O Edital, no sistema jurídico-constitucional vigente, constituindo lei entre as partes, é norma fundamental da concorrência, cujo objetivo é determinar o objeto da licitação, discriminar os direitos e obrigações dos intervenientes e o Poder Público e disciplinar o procedimento adequado ao estudo e julgamento das propostas.
Consoante ensinam os juristas, o princípio da vinculação ao Edital não é absoluto, de tal forma que impeça o Judiciário de interpretar-lhe, buscando-lhe o sentido e a compreensão e escoimando-o de cláusulas desnecessárias ou que extrapolem os ditames da lei de regência e cujo excessivo rigor possa afastar, da concorrência, possíveis proponentes, ou que o transmude de um instrumento de defesa do interesse público em conjunto de regras prejudiciais ao que, com ele, objetiva a Administração.
O procedimento licitatório é um conjunto de atos sucessivos, realizados na forma e nos prazos preconizados na lei; ultimada (ou ultrapassada) uma fase, preclusa fica a anterior, sendo defeso, à Administração, exigir, na (fase) subseqüente, documentos ou providências pertinentes àquela já superada. Se assim não fosse, avanços e recuos mediante a exigência de atos impertinentes a serem praticados pelos licitantes em momento inadequado, postergariam indefinidamente o procedimento e acarretariam manifesta insegurança aos que dele participam.

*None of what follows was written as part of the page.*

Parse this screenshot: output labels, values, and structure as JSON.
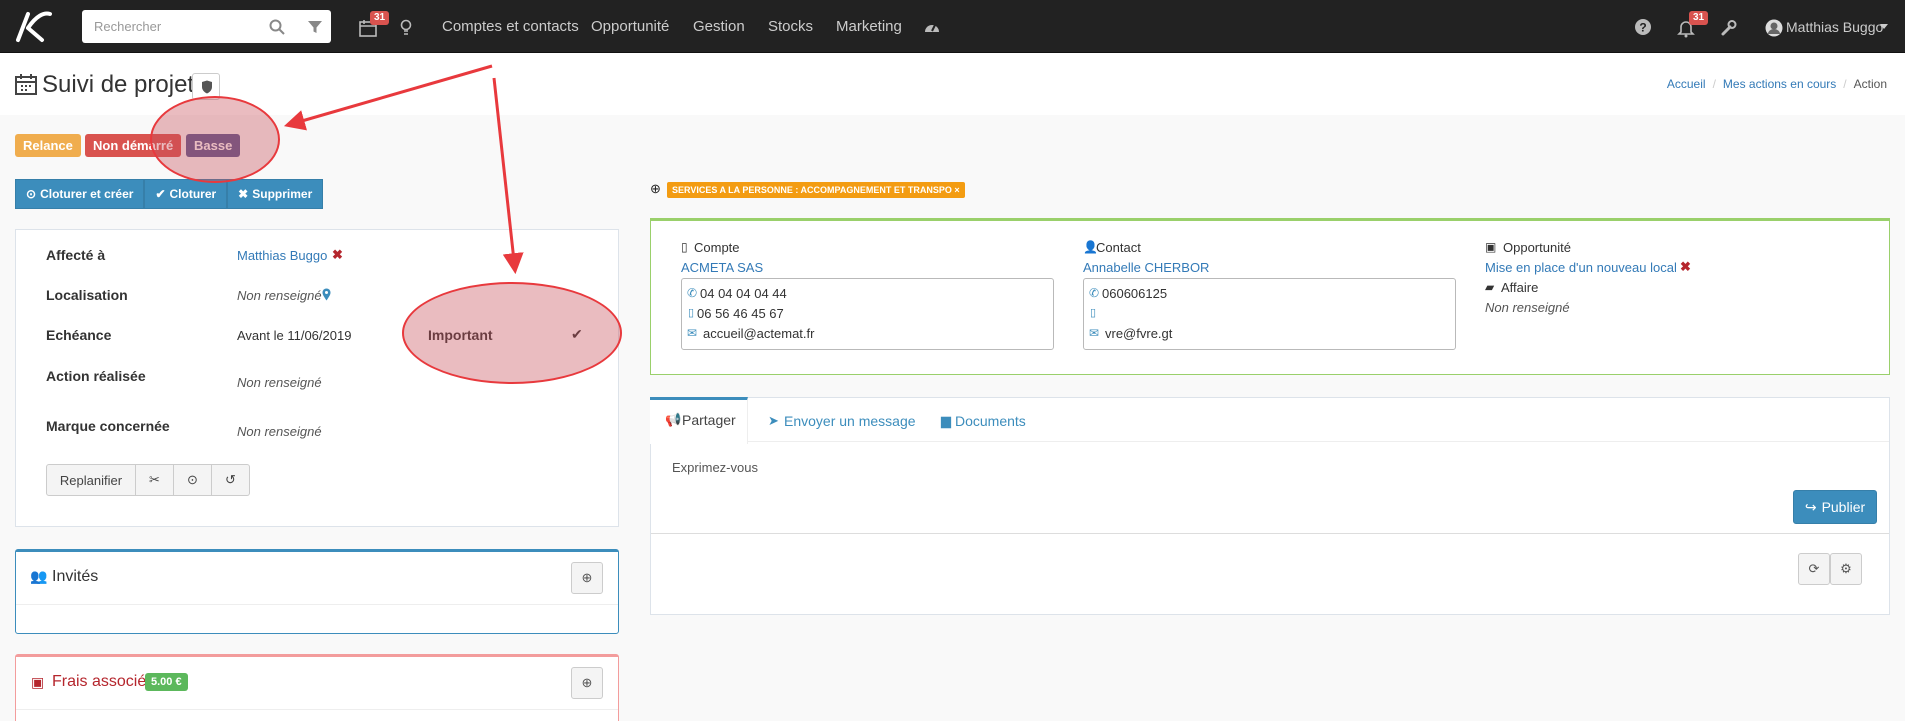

O seguro garantia a que a lei se refere (art. 31, III) tem o viso de demonstrar a existência de um mínimo de capacidade econômico-financeira do licitante para efeito de participação no certame e sua comprovação condiz com a fase de habilitação. Uma vez considerada habilitada a proponente, com o preenchimento desse requisito (qualificação econômico-financeira), descabe à Administração, em fase posterior, reexaminar a presença de pressupostos dizentes a etapa em relação à qual se operou a preclusão.
O Edital, in casu, só determina, aos proponentes, decorrido certo lapso de tempo, a porfiar, em tempo côngruo, pela prorrogação das propostas (subitem 6.7); acaso pretendesse a revalidação de toda a documentação conectada à proposta inicial, tê-lo-ia expressado com clareza, mesmo porque, não só o seguro-garantia, como inúmeros outros documentos têm prazo de validade.
No procedimento, é juridicamente possível a juntada de documento meramente explicativo e complementar de outro preexistente ou para efeito de produzir contra-prova e demonstração do equívoco do que foi decidido pela Administração, sem a quebra de princípios legais ou constitucionais.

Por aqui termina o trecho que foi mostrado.